Cependant, d’autres études ont montré que peu de femmes ont besoin d’un ajustement de dose. Cela a certainement été mon expérience dans la pratique clinique, mais la discordance entre ces résultats a donné lieu à une certaine controverse. Il n’y a pas de bonnes données montrant que le suivi des taux d’anti-FXa améliore les résultats, et en raison de l’inquiétude concernant la fiabilité inter-essais, les dernières directives ne recommandent pas le suivi systématique des taux d’anti-FXa dans ce contexte.
Malgré ces recommandations, il m’arrive de vérifier les taux d’anti-FXa chez les femmes prenant une HBPM, mais généralement seulement chez celles qui sont aux extrêmes du poids ou qui ont une fonction rénale limite.
Dr. Connors : Il est vrai que pour l’utilisation de l’HBPM chez les patientes non enceintes, il n’a pas été démontré que les taux d’anti-FXa sont liés aux résultats, aux taux de saignement ou aux événements récurrents. Dans notre institution, notre pratique standard est d’utiliser des doses plus élevées chez les femmes enceintes dès le début, sans vérifier les niveaux.
Les décisions concernant l’anticoagulation pendant la grossesse dépendent de l’indication de l’anticoagulation avant la grossesse. Certaines patientes nécessitent une anticoagulation de pleine intensité tout au long de la grossesse (comme les femmes ayant une valve cardiaque mécanique ou ayant subi une thrombose veineuse profonde au cours du premier trimestre), tandis que d’autres entrent dans des catégories plus nébuleuses. Ces patientes – y compris les femmes atteintes d’une thrombophilie héréditaire mais n’ayant jamais eu de caillot sanguin – sont à l’origine d’une grande partie de la controverse entourant l’anticoagulation pendant la grossesse. Pour les deux groupes de patientes (celles qui ont besoin d’une anticoagulation complète et celles qui ont besoin d’une prophylaxie), nous ajustons les doses pendant la grossesse, puis nous réfléchissons à la façon de manipuler l’anticoagulation autour de l’accouchement et du post-partum.

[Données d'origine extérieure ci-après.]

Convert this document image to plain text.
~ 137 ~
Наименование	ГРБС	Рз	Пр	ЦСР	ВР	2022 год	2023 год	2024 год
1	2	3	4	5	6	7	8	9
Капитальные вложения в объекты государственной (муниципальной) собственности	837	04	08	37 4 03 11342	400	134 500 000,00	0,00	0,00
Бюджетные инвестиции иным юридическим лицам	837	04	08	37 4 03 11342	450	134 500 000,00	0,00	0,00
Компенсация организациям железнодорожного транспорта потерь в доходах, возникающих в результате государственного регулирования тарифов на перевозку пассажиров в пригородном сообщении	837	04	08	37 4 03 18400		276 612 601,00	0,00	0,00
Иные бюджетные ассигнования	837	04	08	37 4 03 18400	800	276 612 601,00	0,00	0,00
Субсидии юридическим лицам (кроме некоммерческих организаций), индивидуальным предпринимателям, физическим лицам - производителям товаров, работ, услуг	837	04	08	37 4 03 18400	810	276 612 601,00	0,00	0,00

Dr Murphy : Il y a plusieurs domaines dans lesquels nous avons besoin de plus de recherche. L’une des questions est de savoir si nous désescaladons la posologie des anticoagulants pour les femmes souffrant de TEV associée à la grossesse après une période de traitement initiale – en particulier pour les femmes qui présentent un risque élevé de saignement lié aux anticoagulants. Une revue systématique de quatre études posant précisément cette question a constaté que cela semblait être sûr, mais il y a des inquiétudes quant à la généralisation des résultats.7 Je ne pense pas que cela soit fait de manière routinière dans la pratique clinique.

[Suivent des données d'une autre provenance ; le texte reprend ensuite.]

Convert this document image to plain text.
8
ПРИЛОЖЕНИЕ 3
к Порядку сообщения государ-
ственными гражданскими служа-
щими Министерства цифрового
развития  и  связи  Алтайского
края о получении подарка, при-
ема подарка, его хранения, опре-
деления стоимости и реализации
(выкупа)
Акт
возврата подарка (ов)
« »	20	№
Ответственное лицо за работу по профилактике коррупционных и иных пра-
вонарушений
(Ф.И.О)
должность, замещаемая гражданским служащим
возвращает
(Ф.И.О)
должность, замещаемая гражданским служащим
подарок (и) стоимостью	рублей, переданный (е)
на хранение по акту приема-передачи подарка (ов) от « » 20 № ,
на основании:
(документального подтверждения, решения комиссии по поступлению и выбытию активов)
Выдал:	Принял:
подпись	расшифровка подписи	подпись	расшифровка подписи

La posologie d’anticoagulant pour une femme ayant des antécédents de TEV est un autre domaine controversé. Bien que la décision dépende, en partie, de la question de savoir si le caillot antérieur était lié à la grossesse ou aux œstrogènes, la plupart des directives s’accordent pour dire qu’il faut utiliser soit une HBPM prophylactique, soit une dose intermédiaire, soit une HNF. Un essai randomisé comparant deux doses d’HBPM pour la prévention de la TEV récurrente est en cours chez des femmes enceintes.8
La prévention de la TEV récurrente passe par l’administration de deux doses d’HBPM.